Considering only such significant production increases, it is hard to fathom why the majority of today’s solar arrays — both residential and commercial — do not utilize tracking technology. That answer lies in economic controversy. The issue lies in increased production versus cost of implementation. In other words, if the cost of installing and maintaining the tracker (which usually introduces moving parts into the solar equation) outstrips the value of the increased energy output, then economically it is a losing cause.
That appears to be changing these days, at least on the industrial and commercial levels, as new tracker technology advances. Residential applications are still barred by cost and the usual location of the systems — on rooftops — which often minimizes the effectiveness of a tracking system. Solar tracking systems for all markets are best suited for ground mount systems.
There are two types of active, or driven, solar trackers; as well as one passive breed.
Active solar trackers are single-axis or dual-axis models. Single-axis are designed to move azimuthally (horizontally) from east to west over the course of the day and then reset in time for morning. Dual-axis trackers rotate both horizontally and vertically to adjust for both the sun’s movement across the sky and its height as seasons change.
Active trackers use gear trains, motors, or hydraulics to run the trackers. Passive solar trackers, while serving the same essential function, use a compressed fluid with a low boiling point to move the system. Passive systems avoid much of the potential maintenance requirements and energy usage inherent to motorized trackers but are less accurate at tracking the sun.
The percentages (of increased output) vary by the latitude of a given array, but the average increase in production induced by a single-axis between 27-32% compared to fixed panels while a dual-axis system can increase that to 35-40%. Percentages such as these are a big reason why solar trackers are catching on so fast in the commercial sector, where economies of scale help stem costs while increasing return on investment.
According to Renewable Energy World, the solar tracker segment of the global solar industry is poised to take off. In fact the signs are already there, especially in places like Spain, and greater Europe as well, which has enjoyed a major boom in large-scale solar production over the last few years thanks to aggressive government incentives for concentrated solar power.
Indeed it is the need for maximum precision in concentrated solar power (CSP) plants that is driving the emerging tracker market at this time. With much of the global attention and production in Europe, SunPower is making the biggest impact in the United States. Based in California, SunPower is one of the world’s largest single-axis solar tracker manufacturers. And they’ve enjoyed some very significant deal-signings in the first half of 2009.
Among these are several individual deals with FPL Group in Florida, one of the nation’s largest renewable energy developing utilities. Those deals include both a supply agreement for SunPower Trackers over the next few years and several PV power plants using SunPower trackers and modules.

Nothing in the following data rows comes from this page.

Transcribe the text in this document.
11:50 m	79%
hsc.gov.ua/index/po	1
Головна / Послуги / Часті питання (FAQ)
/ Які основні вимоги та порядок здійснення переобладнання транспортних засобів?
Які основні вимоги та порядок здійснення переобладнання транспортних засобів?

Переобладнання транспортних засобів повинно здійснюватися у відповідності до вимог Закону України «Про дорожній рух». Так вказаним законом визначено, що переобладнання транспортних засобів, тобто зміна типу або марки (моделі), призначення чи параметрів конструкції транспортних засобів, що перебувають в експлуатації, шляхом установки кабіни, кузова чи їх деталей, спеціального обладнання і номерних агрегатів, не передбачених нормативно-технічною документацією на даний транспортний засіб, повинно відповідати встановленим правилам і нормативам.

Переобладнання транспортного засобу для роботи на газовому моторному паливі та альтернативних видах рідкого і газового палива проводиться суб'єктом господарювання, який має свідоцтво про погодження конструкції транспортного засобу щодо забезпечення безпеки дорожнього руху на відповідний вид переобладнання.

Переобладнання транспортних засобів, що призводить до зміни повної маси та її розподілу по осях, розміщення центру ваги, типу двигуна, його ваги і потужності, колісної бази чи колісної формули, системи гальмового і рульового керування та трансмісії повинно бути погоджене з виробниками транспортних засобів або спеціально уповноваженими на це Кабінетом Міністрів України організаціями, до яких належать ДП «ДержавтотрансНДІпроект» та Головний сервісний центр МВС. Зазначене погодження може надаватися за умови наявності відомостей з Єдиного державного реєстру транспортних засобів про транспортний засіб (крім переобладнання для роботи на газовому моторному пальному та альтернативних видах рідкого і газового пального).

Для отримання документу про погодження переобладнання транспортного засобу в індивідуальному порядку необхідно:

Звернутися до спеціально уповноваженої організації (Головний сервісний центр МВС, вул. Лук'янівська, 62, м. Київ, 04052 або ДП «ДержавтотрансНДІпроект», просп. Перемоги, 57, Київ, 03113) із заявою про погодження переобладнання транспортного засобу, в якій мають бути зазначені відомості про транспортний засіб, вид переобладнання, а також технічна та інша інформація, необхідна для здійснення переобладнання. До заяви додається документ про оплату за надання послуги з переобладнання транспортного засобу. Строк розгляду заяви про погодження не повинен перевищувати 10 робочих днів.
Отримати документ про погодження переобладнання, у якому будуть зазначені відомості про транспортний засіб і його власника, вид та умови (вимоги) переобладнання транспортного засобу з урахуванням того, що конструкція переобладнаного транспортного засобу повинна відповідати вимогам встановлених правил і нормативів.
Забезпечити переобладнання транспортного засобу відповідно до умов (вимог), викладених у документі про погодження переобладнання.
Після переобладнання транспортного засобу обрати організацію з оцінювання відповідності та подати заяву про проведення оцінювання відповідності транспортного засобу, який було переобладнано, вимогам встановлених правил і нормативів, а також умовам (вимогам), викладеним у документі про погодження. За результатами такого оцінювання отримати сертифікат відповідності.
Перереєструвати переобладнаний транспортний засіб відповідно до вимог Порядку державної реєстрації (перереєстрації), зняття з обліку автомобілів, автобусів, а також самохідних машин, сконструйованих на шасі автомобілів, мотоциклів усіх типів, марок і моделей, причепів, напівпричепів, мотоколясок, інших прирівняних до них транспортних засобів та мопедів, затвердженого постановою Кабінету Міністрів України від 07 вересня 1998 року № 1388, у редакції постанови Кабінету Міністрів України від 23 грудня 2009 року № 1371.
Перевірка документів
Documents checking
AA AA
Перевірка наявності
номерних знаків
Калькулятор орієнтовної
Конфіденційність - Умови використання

Meanwhile in Chicago, SunPower is part of a joint project to develop the nation’s largest urban solar tracking PV plant on a brownfield on Chicago’s South Side; a plant that will eventually comprise 32,800 solar modules. Other SunPower solar tracking projects include a plant in Australia and their sizable agreement with Nellis Air Force Base in Nevada.
Tracks of Land
If there is a downside to utility-scale solar tracking power plants it is land-use. Because the modules are tracking (and often one commercial solar tracker will house dozens of solar modules), they must be prevented from shading one another as they navigate the sun’s path across the sky. This means that panels must be spaced farther apart, thus wasting space and increasing land costs for the developer.
Again, everything comes down to cost versus revenue. If the increased revenue from more production can outweigh the higher cost of more land or the hit taken by less energy-making modules, then most companies will gladly invest in the trackers. And based on recent activity within the solar tracker market, I’d say that for many solar firms — who are backed by government incentives as well as capital — the financial numbers are truly on track.